Eco-democracy 101: Seeing society whole
The title in this third installment of our reflections on The Road from Empire to Eco-democracy comes from the third part, which seems presumptive in that we never really are able to see anything in its entirety as suggested by the word “whole.” But the task of being human is precisely the activity of looking at existence in its wholeness (from which the word “holiness” comes from BTW), and though we exult at the Herculean effort to be comprehensive, honesty invokes humility. There is never any completion of wisdom to claim any perspective to be whole. Acknowledging that we see things incompletely is being truthful.
What the title does suggest is an invitation to see the social process as dynamic, a perspective modern science already holds, understanding that underneath atoms is an energy field described more as waves rather than substance.

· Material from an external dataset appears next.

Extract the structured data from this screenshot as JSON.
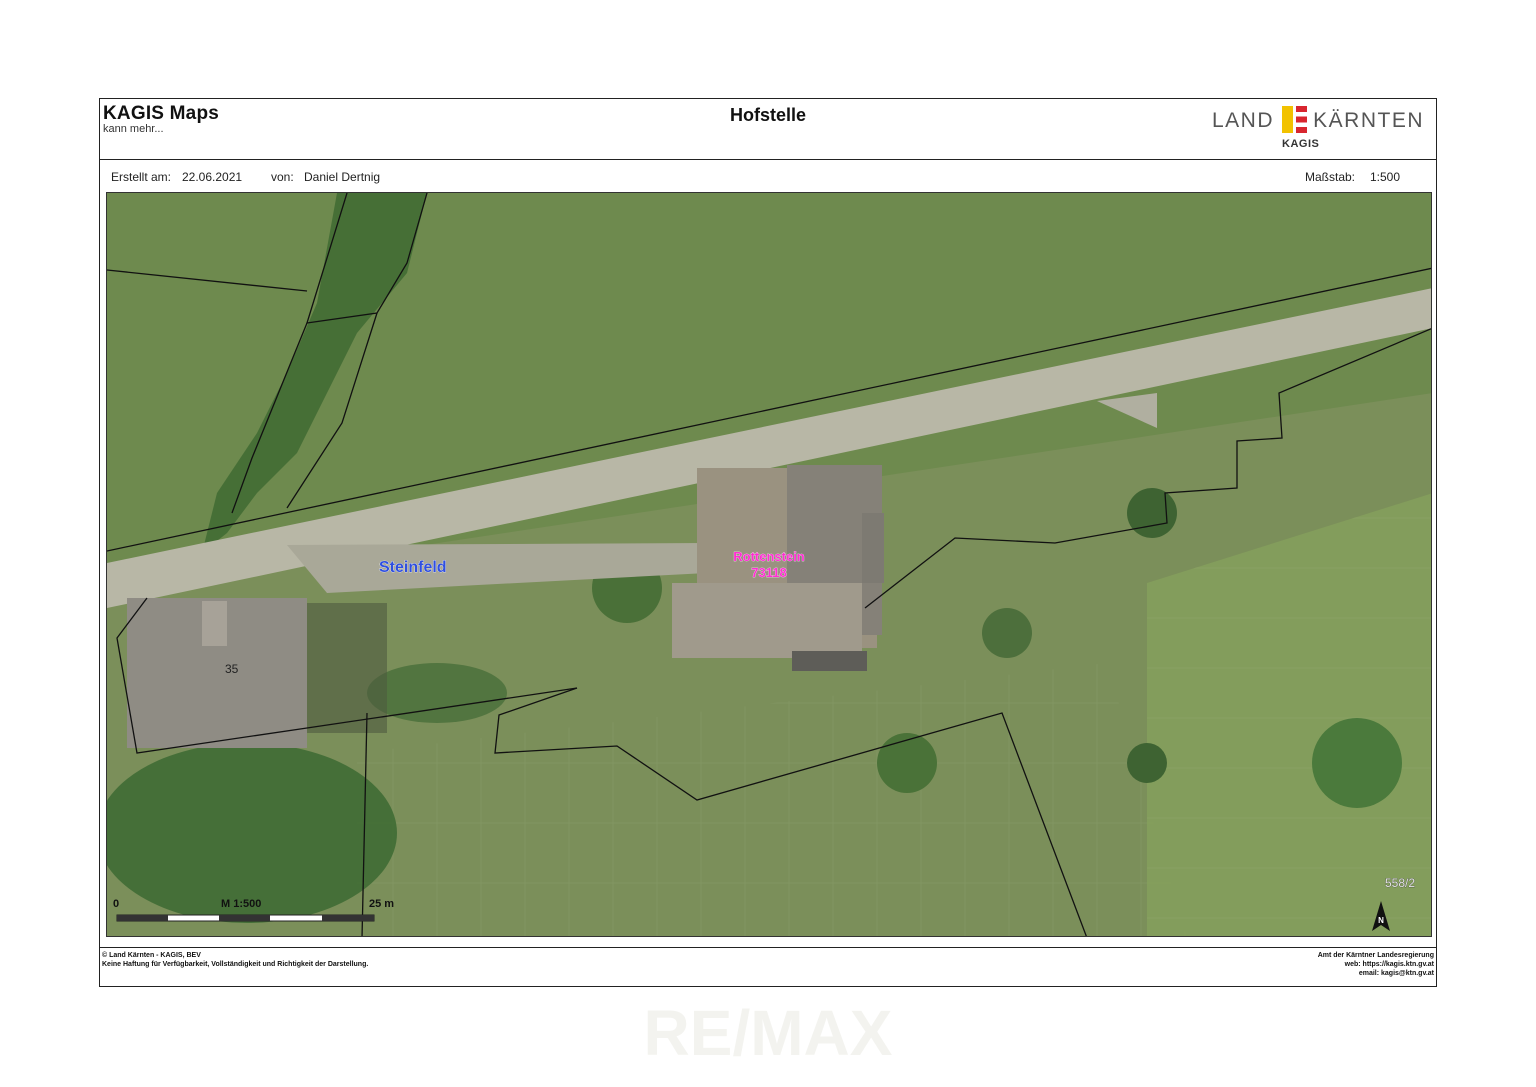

The Road and our pedagogy use a similar lens that emerged at a research assembly of the Institute of Cultural Affairs in Chicago in 1971. The same is used by many planning agencies that follow the iterative process of vision, contradictions, proposals, strategies and tactics, including United Nations, World Bank, area development banks, government and NGO supported projects.
The screen as a tool of understanding and analysis (see Saipan Tribune Opinion page, Monday, April 26, 2010) is only a mental map, not the actual geography.
Briefly, there are three distinct processes in any social unit: the sustaining, organizing, and meaning-giving poles we label “economic, political, and cultural” respectively. Current economic specialization at the micro and macro levels grasp the basic processes that characterize every society through the triune poles of the Keynesian model of fiscal policy, labor, and money supply. Econometrics of aggregate supply and demand in its various algorithms influence public and private sector policies. This is sadly insufficient.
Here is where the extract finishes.